XPath Agent: Automating Web Scraping with LLM‑Built XPaths

extraction
web-extraction
llm
Author

Ryan Lee

Published

June 19, 2025

Motivation

Writing durable XPath for web scraping is time-consuming and brittle. A good XPath must work across multiple page variants, not just one.

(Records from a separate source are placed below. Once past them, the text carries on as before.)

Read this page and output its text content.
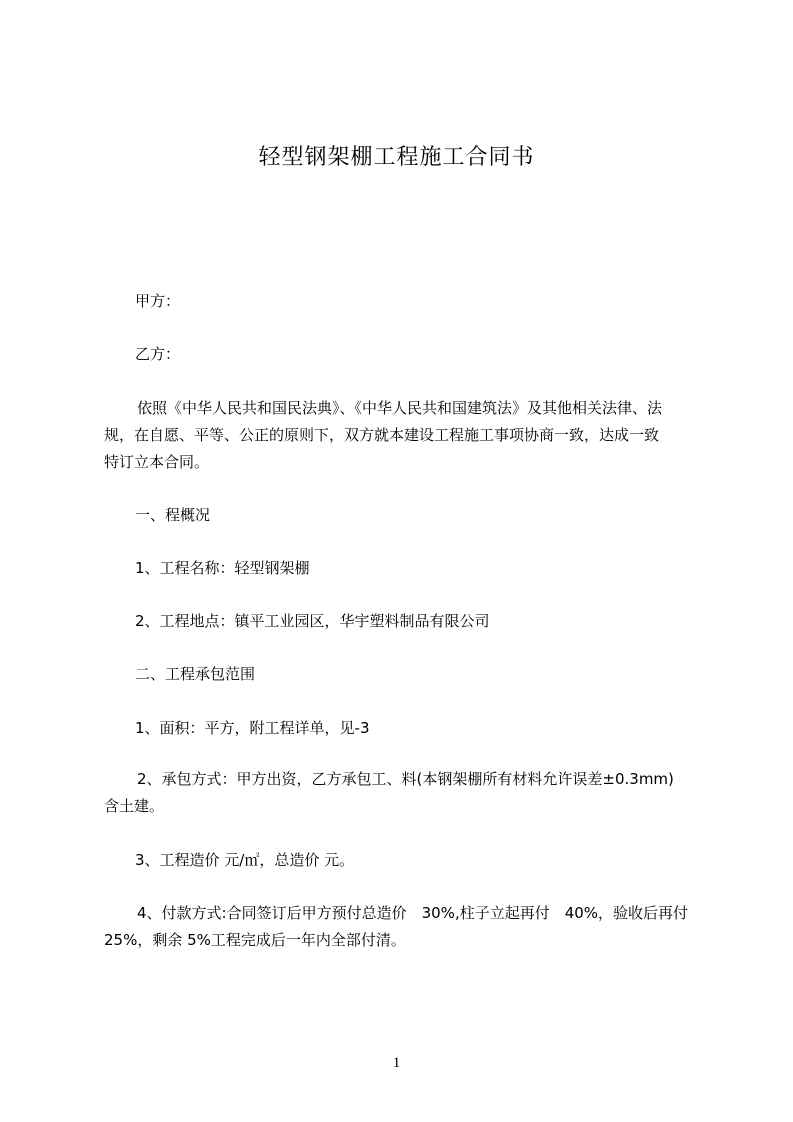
轻型钢架棚工程施工合同书
甲方：
乙方：
依照《中华人民共和国民法典》、《中华人民共和国建筑法》及其他相关法律、法
规，在自愿、平等、公正的原则下，双方就本建设工程施工事项协商一致，达成一致
特订立本合同。
一、程概况
1、工程名称：轻型钢架棚
2、工程地点：镇平工业园区，华宇塑料制品有限公司
二、工程承包范围
1、面积：平方，附工程详单，见-3
2、承包方式：甲方出资，乙方承包工、料(本钢架棚所有材料允许误差±0.3mm)
含土建。
3、工程造价 元/㎡，总造价 元。
4、付款方式:合同签订后甲方预付总造价　30%,柱子立起再付　40%，验收后再付
25%，剩余 5%工程完成后一年内全部付清。
1
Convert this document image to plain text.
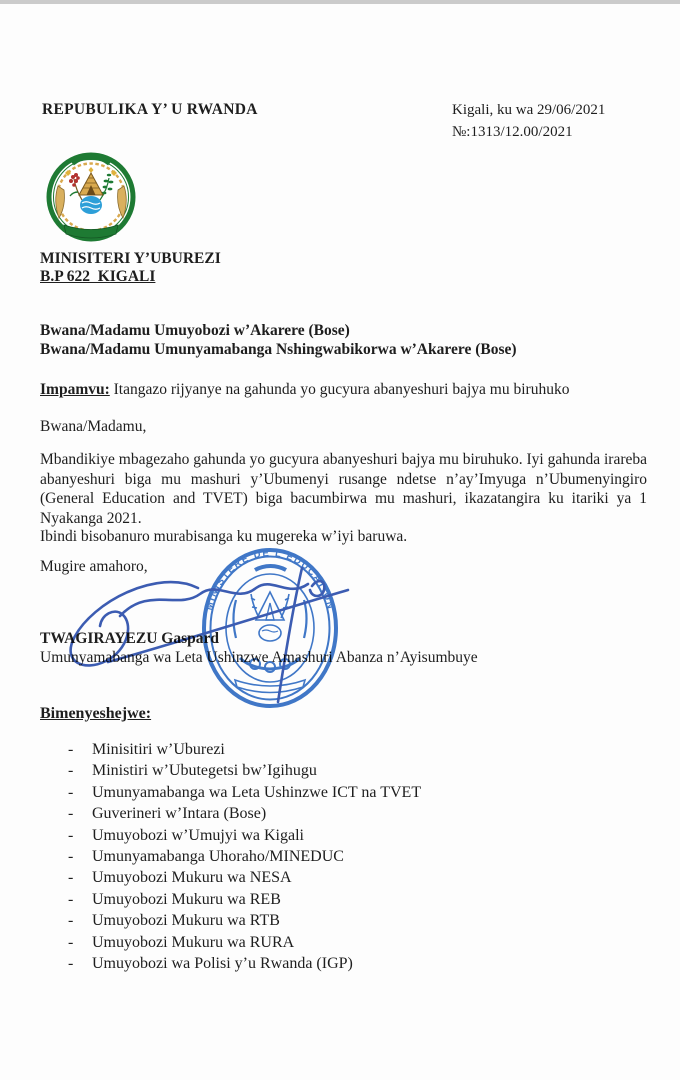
REPUBULIKA Y’ U RWANDA	Kigali, ku wa 29/06/2021
№:1313/12.00/2021
MINISITERI Y’UBUREZI
B.P 622  KIGALI
Bwana/Madamu Umuyobozi w’Akarere (Bose)
Bwana/Madamu Umunyamabanga Nshingwabikorwa w’Akarere (Bose)
Impamvu: Itangazo rijyanye na gahunda yo gucyura abanyeshuri bajya mu biruhuko
Bwana/Madamu,
Mbandikiye mbagezaho gahunda yo gucyura abanyeshuri bajya mu biruhuko. Iyi gahunda irareba abanyeshuri biga mu mashuri y’Ubumenyi rusange ndetse n’ay’Imyuga n’Ubumenyingiro (General Education and TVET) biga bacumbirwa mu mashuri, ikazatangira ku itariki ya 1 Nyakanga 2021.
Ibindi bisobanuro murabisanga ku mugereka w’iyi baruwa.
Mugire amahoro,
TWAGIRAYEZU Gaspard
Umunyamabanga wa Leta Ushinzwe Amashuri Abanza n’Ayisumbuye
MINISTERE DE L'EDUCATION
Bimenyeshejwe:
-	Minisitiri w’Uburezi
-	Ministiri w’Ubutegetsi bw’Igihugu
-	Umunyamabanga wa Leta Ushinzwe ICT na TVET
-	Guverineri w’Intara (Bose)
-	Umuyobozi w’Umujyi wa Kigali
-	Umunyamabanga Uhoraho/MINEDUC
-	Umuyobozi Mukuru wa NESA
-	Umuyobozi Mukuru wa REB
-	Umuyobozi Mukuru wa RTB
-	Umuyobozi Mukuru wa RURA
-	Umuyobozi wa Polisi y’u Rwanda (IGP)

XPath Agent (Yu Li, Bryce Wang, Xinyu Luan) introduces a LLM-based two-stage system to generate XPath queries from a few sample web pages and a simple LLM prompt.


Method

Stage 1: Information Extraction

  1. Sanitize HTML: Strip irrelevant tags, attributes, whitespace to reduce the input size by ~10–20%.
  2. Prompt for target info and cue text: Prompt LLM to extract key cue text and target values.
    • Cue text is asked to handle cases where target information exists in locations that are hard to query with XPath.

Stage 2: XPath Programming

  1. Condense HTML by only preserving relevant nodes and replacing all other text with “…”.
    • Only texts below a certain “distance” from the target text is kept.
  2. Prompt a stronger LLM (GPT‑4o, Claude 3.5, etc.) with the condensed HTML + prompt to generate an XPath.
  3. Conversational Evaluator: Iteratively refine the XPath via LLM feedback.

📈 Results

Model comparison (SWDE benchmark):

Model F1 Score
DeepSeek V2.5 0.7337
GPT‑4o mini 0.7961
GPT‑4o 0.8514
Claude 3.5 0.7647

🧠 Contributions

  1. Two‑stage pipeline: weak LLM for extraction, strong LLM for XPath.
  2. HTML pruning: minimizes noise and tokens.
  3. Cue‑based prompting: boosts XPath generalizability.
  4. Iterative refinement loop: enhances robustness in real-world deployment.

👀 Why It Matters

  • Token‑efficient: Lower LLM usage lowers cost and improves speed.
  • Generalizable XPaths: One expression works across page variants, which is needed for scaling web scraping.

❓ Remaining Questions

The arXiv preprint is missing the last 2 sections, which may have answered these questions.

  1. Distance Function in Stage 2
    The pruning step keeps nodes within a certain “distance” from the cue text.
    • What exact DOM-based distance metric is used?
    • How sensitive is the XPath generation to this threshold?
  2. Handling of Non-Extractive or Multi-Hop Scenarios
    The system assumes that the answer exists as visible text near some cue.
    • Can it handle cases where values must be inferred, combined, or extracted from multiple DOM elements?
    • What about implied or computed values?
  3. Model Assignment: Weaker for Extraction, Stronger for XPath
    The pipeline uses a smaller LLM for cue extraction and a larger one for XPath synthesis.
    • This seems counterintuitive — XPath generation is arguably simpler.
    • Would performance or efficiency improve if model roles were swapped?
  4. Need for the Iterative Refinement Loop
    A conversational evaluator is used to refine XPath generalization.
    • How essential is this loop in practice?
    • Can an LLM generate general XPath expressions directly with a good prompt?
  5. Comparison with Static XPath Algorithms
    A rule-based XPath generator is mentioned but not compared in detail.
    • How does it perform relative to the LLM-based method?
    • Could a hybrid approach (e.g., static rules augmented by LLM edits) be more robust?